A multivariate analysis showed no statistically significant difference in neuropsychiatric prevalence and severity with regard to brain tumor side, age, gender, steroid dose, or chemotherapy or radiation alone or in combination. However, patients with frontal lobe tumors had a higher prevalence and severity of neuropsychiatric effects (odds ratio [OR], 7.73; P < 0.001) vs. non-frontal tumors. Among patients treated with levetiracetam, those with frontal lobe tumors again had a higher prevalence (OR, 5.00) and magnitude (P < 0.01) of neuropsychiatric side effects. There was no dose correlation between levetiracetam and side effects. Multivariate analysis specifically targeting anticonvulsant use revealed that patients receiving levetiracetam had higher prevalence and magnitude of neuropsychiatric effects, regardless of dose, compared to other anticonvulsants (OR, 7.94; P < 0.01). Non-neurobehavioral side effects were more common in first-generation anticonvulsants such as phenytoin, phenobarbital, and valproic acid.

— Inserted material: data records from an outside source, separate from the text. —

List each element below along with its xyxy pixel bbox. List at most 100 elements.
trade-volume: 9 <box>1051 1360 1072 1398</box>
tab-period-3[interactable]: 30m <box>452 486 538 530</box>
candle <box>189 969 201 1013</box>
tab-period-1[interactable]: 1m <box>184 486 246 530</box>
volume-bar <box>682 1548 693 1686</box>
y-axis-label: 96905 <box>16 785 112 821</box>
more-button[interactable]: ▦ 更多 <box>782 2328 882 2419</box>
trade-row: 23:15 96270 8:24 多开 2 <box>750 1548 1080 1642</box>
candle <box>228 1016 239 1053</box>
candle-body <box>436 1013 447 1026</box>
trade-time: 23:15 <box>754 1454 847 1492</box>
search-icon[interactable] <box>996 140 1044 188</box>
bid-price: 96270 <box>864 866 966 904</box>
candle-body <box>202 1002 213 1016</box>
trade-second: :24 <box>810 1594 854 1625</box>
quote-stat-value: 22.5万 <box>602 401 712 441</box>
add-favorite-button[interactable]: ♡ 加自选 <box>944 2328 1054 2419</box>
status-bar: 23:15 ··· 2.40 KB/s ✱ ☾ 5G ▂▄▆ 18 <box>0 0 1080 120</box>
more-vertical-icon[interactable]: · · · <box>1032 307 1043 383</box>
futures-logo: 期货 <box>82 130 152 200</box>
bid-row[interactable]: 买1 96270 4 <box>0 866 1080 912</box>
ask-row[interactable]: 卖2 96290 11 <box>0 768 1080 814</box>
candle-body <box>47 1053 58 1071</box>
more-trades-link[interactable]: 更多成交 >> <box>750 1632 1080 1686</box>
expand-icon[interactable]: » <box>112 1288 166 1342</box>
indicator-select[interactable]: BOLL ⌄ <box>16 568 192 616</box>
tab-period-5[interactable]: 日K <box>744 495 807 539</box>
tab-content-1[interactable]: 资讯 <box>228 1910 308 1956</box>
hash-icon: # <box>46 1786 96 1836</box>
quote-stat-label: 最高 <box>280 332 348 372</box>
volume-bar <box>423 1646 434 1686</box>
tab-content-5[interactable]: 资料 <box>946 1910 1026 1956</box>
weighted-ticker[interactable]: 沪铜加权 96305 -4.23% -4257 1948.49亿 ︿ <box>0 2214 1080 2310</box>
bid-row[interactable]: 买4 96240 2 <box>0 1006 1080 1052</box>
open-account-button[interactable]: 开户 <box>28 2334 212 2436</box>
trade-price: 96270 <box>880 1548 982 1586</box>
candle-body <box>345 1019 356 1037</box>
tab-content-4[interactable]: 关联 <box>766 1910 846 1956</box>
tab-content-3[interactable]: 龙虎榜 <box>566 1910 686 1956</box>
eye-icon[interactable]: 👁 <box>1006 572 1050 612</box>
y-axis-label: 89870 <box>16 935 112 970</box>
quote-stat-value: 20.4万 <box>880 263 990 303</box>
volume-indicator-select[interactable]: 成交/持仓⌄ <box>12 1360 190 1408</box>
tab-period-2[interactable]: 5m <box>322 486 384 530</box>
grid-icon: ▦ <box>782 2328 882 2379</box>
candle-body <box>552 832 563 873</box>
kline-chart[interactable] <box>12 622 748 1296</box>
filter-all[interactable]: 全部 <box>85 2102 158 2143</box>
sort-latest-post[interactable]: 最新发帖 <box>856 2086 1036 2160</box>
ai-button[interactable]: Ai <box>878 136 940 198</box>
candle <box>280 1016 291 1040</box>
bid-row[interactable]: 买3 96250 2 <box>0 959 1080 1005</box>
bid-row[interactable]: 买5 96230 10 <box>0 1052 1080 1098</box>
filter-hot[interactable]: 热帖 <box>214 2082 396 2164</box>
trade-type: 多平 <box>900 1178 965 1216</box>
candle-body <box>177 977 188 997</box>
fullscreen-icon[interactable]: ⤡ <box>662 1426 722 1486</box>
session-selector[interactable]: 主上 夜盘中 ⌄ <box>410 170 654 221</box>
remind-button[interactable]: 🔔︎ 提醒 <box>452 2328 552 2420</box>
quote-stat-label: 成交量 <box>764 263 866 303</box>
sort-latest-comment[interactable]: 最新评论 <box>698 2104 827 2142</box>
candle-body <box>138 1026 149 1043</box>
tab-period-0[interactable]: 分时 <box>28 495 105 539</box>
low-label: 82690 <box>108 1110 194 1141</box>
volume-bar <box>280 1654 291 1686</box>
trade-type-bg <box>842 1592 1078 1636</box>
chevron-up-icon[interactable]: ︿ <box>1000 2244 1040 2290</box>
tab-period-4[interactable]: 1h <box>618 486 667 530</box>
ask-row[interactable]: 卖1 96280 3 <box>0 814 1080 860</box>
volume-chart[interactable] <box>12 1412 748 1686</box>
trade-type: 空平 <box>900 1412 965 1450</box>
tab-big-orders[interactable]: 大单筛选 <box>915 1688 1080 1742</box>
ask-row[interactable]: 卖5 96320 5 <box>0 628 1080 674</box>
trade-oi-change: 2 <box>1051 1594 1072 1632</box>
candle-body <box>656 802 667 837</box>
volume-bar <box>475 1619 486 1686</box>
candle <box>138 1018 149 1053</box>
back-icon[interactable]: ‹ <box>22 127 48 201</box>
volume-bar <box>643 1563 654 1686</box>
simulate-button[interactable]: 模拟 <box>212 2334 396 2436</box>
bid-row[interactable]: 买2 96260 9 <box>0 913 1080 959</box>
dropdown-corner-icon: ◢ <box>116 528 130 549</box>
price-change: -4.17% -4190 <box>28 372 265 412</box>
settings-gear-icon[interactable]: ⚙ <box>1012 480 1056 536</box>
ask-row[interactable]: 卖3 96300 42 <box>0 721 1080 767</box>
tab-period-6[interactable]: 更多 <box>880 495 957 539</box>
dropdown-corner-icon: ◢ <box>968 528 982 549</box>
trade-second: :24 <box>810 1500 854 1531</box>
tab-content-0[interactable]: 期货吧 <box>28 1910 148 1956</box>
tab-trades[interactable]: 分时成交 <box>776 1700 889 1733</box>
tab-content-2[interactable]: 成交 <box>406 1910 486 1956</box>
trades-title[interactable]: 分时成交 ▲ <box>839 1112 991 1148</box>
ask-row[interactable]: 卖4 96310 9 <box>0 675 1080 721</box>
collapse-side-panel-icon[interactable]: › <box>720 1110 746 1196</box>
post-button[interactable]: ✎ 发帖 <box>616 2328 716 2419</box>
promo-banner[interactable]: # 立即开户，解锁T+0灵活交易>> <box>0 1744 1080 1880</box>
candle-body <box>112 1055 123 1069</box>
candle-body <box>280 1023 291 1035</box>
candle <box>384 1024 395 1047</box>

Because of ease of administration, broad-spectrum coverage, and relative lack of drug interactions, levetiracetam increasingly has been used in the treatment of epilepsy and, specifically, in those with brain tumors. However, despite increasing use there has not been a large-scale effort to study the brain tumor population who may be susceptible to anticonvulsant side effects. These study results are not surprising, since levetiracetam has been implicated in a higher incidence of neuropsychiatric side effects. However, it is intriguing that in patients with brain tumors, specifically frontal lobe brain tumors, this effect was not dose dependent. Bedetti et al also raised the possibility of a synergistic effect of frontal lobe tumor localization and levetiracetam treatment. Patients were excluded based on familial or personal psychiatric history. However, those with pre-existing comorbid psychiatric diagnosis or family history may be even more susceptible to levetiracetam effects. Lastly, the authors hypothesized that SV2A gene expression in tumor tissue may be predictive of levetiracetam treatment response and risk of neuropsychiatric side effects. The authors’ proposed future histologic analysis of brain tumor genetic markers may be an important factor for treatment success and serve as a goal in this age of precision medicine.